The failure of a disk can be determined by checking the disk status. If the disk is found to be defective after assessing the SMART attributes, you can initiate its replacement. To do this:

  1. Obtain the serial number of the defective disk.
  2. Coordinate the disk replacement.
  3. If the disk is added to a RAID array, remove the disk from the RAID array.
  4. Illuminate the disk.
  5. Check the disk in the system.
  6. If the disk was in a RAID array, add the disk to the RAID array.

1. Obtain the serial number of the defective disk

  1. Connect to the server via SSH or via KVM console.

  2. Obtain the serial number of the defective disk; to do this, display information about the disks:

    lsblk -o name,serial,model

    The response will contain information about the disks. Copy the serial number of the defective disk. For example:

    NAME SERIAL MODEL
    sdb S0H0N0XYZ123456 Samsung SSD 970 EVO Plus 500GB
    nvme0n1 S0D0NX0M001234 Samsung SSD 980 PRO 1TB

    Here SERIAL is the disk serial number.

2. Coordinate the disk replacement

  1. Create a ticket. In the ticket, specify:

  2. If the disk replacement is approved, a Servercore employee will specify a convenient time and the duration of the work. The duration of the work will be required to determine the time for illuminating the disk.

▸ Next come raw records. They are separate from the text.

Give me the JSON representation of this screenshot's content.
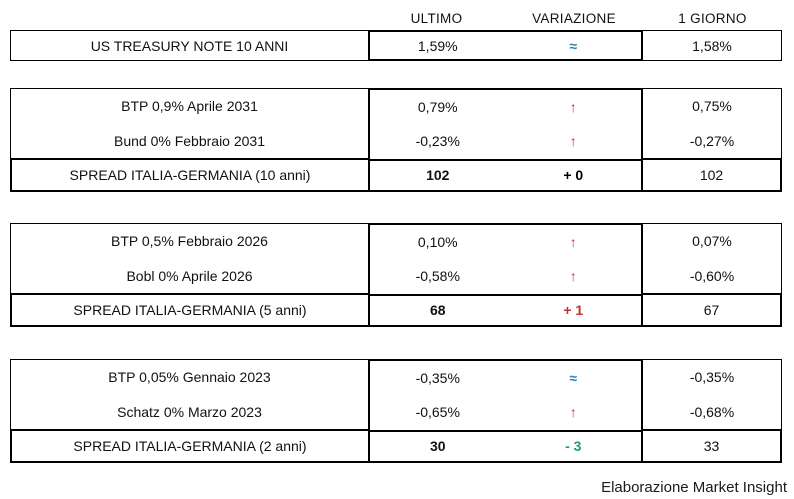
{
  "header": {
    "col_ultimo": "ULTIMO",
    "col_variazione": "VARIAZIONE",
    "col_giorno": "1 GIORNO"
  },
  "colors": {
    "up_red": "#c2322c",
    "steady_blue": "#2386b5",
    "down_green": "#1f9e62",
    "zero_black": "#000000",
    "border_black": "#000000",
    "background": "#ffffff"
  },
  "symbols": {
    "up_arrow": "↑",
    "steady": "≈"
  },
  "groups": [
    {
      "rows": [
        {
          "label": "US TREASURY NOTE 10 ANNI",
          "ultimo": "1,59%",
          "variazione": "≈",
          "trend": "steady",
          "giorno": "1,58%"
        }
      ]
    },
    {
      "rows": [
        {
          "label": "BTP 0,9% Aprile 2031",
          "ultimo": "0,79%",
          "variazione": "↑",
          "trend": "up",
          "giorno": "0,75%"
        },
        {
          "label": "Bund 0% Febbraio 2031",
          "ultimo": "-0,23%",
          "variazione": "↑",
          "trend": "up",
          "giorno": "-0,27%"
        }
      ],
      "spread": {
        "label": "SPREAD ITALIA-GERMANIA (10 anni)",
        "ultimo": "102",
        "variazione": "+ 0",
        "trend": "zero",
        "giorno": "102"
      }
    },
    {
      "rows": [
        {
          "label": "BTP 0,5% Febbraio 2026",
          "ultimo": "0,10%",
          "variazione": "↑",
          "trend": "up",
          "giorno": "0,07%"
        },
        {
          "label": "Bobl 0% Aprile 2026",
          "ultimo": "-0,58%",
          "variazione": "↑",
          "trend": "up",
          "giorno": "-0,60%"
        }
      ],
      "spread": {
        "label": "SPREAD ITALIA-GERMANIA (5 anni)",
        "ultimo": "68",
        "variazione": "+ 1",
        "trend": "up",
        "giorno": "67"
      }
    },
    {
      "rows": [
        {
          "label": "BTP 0,05% Gennaio 2023",
          "ultimo": "-0,35%",
          "variazione": "≈",
          "trend": "steady",
          "giorno": "-0,35%"
        },
        {
          "label": "Schatz 0% Marzo 2023",
          "ultimo": "-0,65%",
          "variazione": "↑",
          "trend": "up",
          "giorno": "-0,68%"
        }
      ],
      "spread": {
        "label": "SPREAD ITALIA-GERMANIA (2 anni)",
        "ultimo": "30",
        "variazione": "- 3",
        "trend": "down",
        "giorno": "33"
      }
    }
  ],
  "footer": {
    "credit": "Elaborazione Market Insight"
  },
  "chart_data": {
    "type": "table",
    "columns": [
      "",
      "ULTIMO",
      "VARIAZIONE",
      "1 GIORNO"
    ],
    "rows": [
      [
        "US TREASURY NOTE 10 ANNI",
        "1,59%",
        "≈",
        "1,58%"
      ],
      [
        "BTP 0,9% Aprile 2031",
        "0,79%",
        "↑",
        "0,75%"
      ],
      [
        "Bund 0% Febbraio 2031",
        "-0,23%",
        "↑",
        "-0,27%"
      ],
      [
        "SPREAD ITALIA-GERMANIA (10 anni)",
        "102",
        "+ 0",
        "102"
      ],
      [
        "BTP 0,5% Febbraio 2026",
        "0,10%",
        "↑",
        "0,07%"
      ],
      [
        "Bobl 0% Aprile 2026",
        "-0,58%",
        "↑",
        "-0,60%"
      ],
      [
        "SPREAD ITALIA-GERMANIA (5 anni)",
        "68",
        "+ 1",
        "67"
      ],
      [
        "BTP 0,05% Gennaio 2023",
        "-0,35%",
        "≈",
        "-0,35%"
      ],
      [
        "Schatz 0% Marzo 2023",
        "-0,65%",
        "↑",
        "-0,68%"
      ],
      [
        "SPREAD ITALIA-GERMANIA (2 anni)",
        "30",
        "- 3",
        "33"
      ]
    ],
    "title": "",
    "footer": "Elaborazione Market Insight"
  }
}
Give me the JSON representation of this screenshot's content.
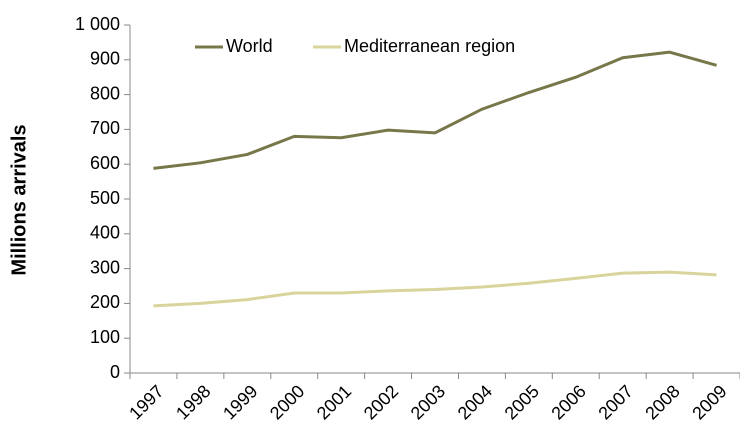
{
  "chart_data": {
    "type": "line",
    "y_label": "Millions arrivals",
    "categories": [
      "1997",
      "1998",
      "1999",
      "2000",
      "2001",
      "2002",
      "2003",
      "2004",
      "2005",
      "2006",
      "2007",
      "2008",
      "2009"
    ],
    "series": [
      {
        "name": "World",
        "color": "#77774a",
        "values": [
          588,
          604,
          628,
          680,
          676,
          698,
          690,
          758,
          806,
          850,
          906,
          922,
          884
        ]
      },
      {
        "name": "Mediterranean region",
        "color": "#d9d49b",
        "values": [
          193,
          200,
          211,
          230,
          230,
          236,
          240,
          247,
          258,
          272,
          287,
          290,
          282
        ]
      }
    ],
    "ylim": [
      0,
      1000
    ],
    "yticks": [
      0,
      100,
      200,
      300,
      400,
      500,
      600,
      700,
      800,
      900,
      {
        "value": 1000,
        "label": "1 000"
      }
    ],
    "grid": false,
    "legend": "top"
  }
}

3. Remove the disk from the RAID array

If the disk is in a RAID array, remove the disk from the array.

4. Illuminate the disk

At the time designated for the work, we will inform you in the ticket that we are ready to proceed with the disk replacement.

If the disk cannot be illuminated and the engineers are unable to identify it by its serial number, then the server will need to be shut down to replace the disk. In this case, we will report the issue with disk identification and arrange a server shutdown time in the ticket.

To illuminate the disk, create a load on it, for example, by running a write or read operation. If you remove the disk while these operations are being performed, read errors will occur. This is normal behavior, as the command attempts to access data on a disk that has already been removed.

  1. Connect to the server via SSH or via KVM console.

  2. Output the disk information:

    lsblk

    The response will contain information about the disks. Remember or copy the disk name. For example:

    NAME MAJ:MIN RM SIZE RO TYPE MOUNTPOINTS
    sda 8:0 0 1.8T 0 disk
    └─sda1 8:1 0 1.8T 0 part /mnt/data
    sdb 8:16 0 931.5G 0 disk
    └─sdb1 8:17 0 931.5G 0 part /mnt/backup
    nvme0n1 259:0 0 465.8G 0 disk
    ├─nvme0n1p1 259:1 0 512M 0 part /boot/efi
    ├─nvme0n1p2 259:2 0 16G 0 part [SWAP]
    └─nvme0n1p3 259:3 0 449.3G 0 part /

    Here sda, sdb, nvme0n1 are the disk names.

  3. Illuminate the disk:

    dd if=/dev/<disk_name> of=/dev/null

    Specify <disk_name> — the disk name you copied in step 2.

5. Check the disk in the system

  1. Wait for a message from a Servercore employee in the ticket confirming that the disk has been replaced.

  2. Connect to the server via SSH or via KVM console.

  3. Make sure the disk has initialized in the system:

    lsblk
  4. If the disk is missing from the list, restart the server. If the disk has not initialized in the system after the restart, inform us in the ticket.

6. Add the disk to the RAID array

If the disk was in a RAID array, add the replaced disk to the array.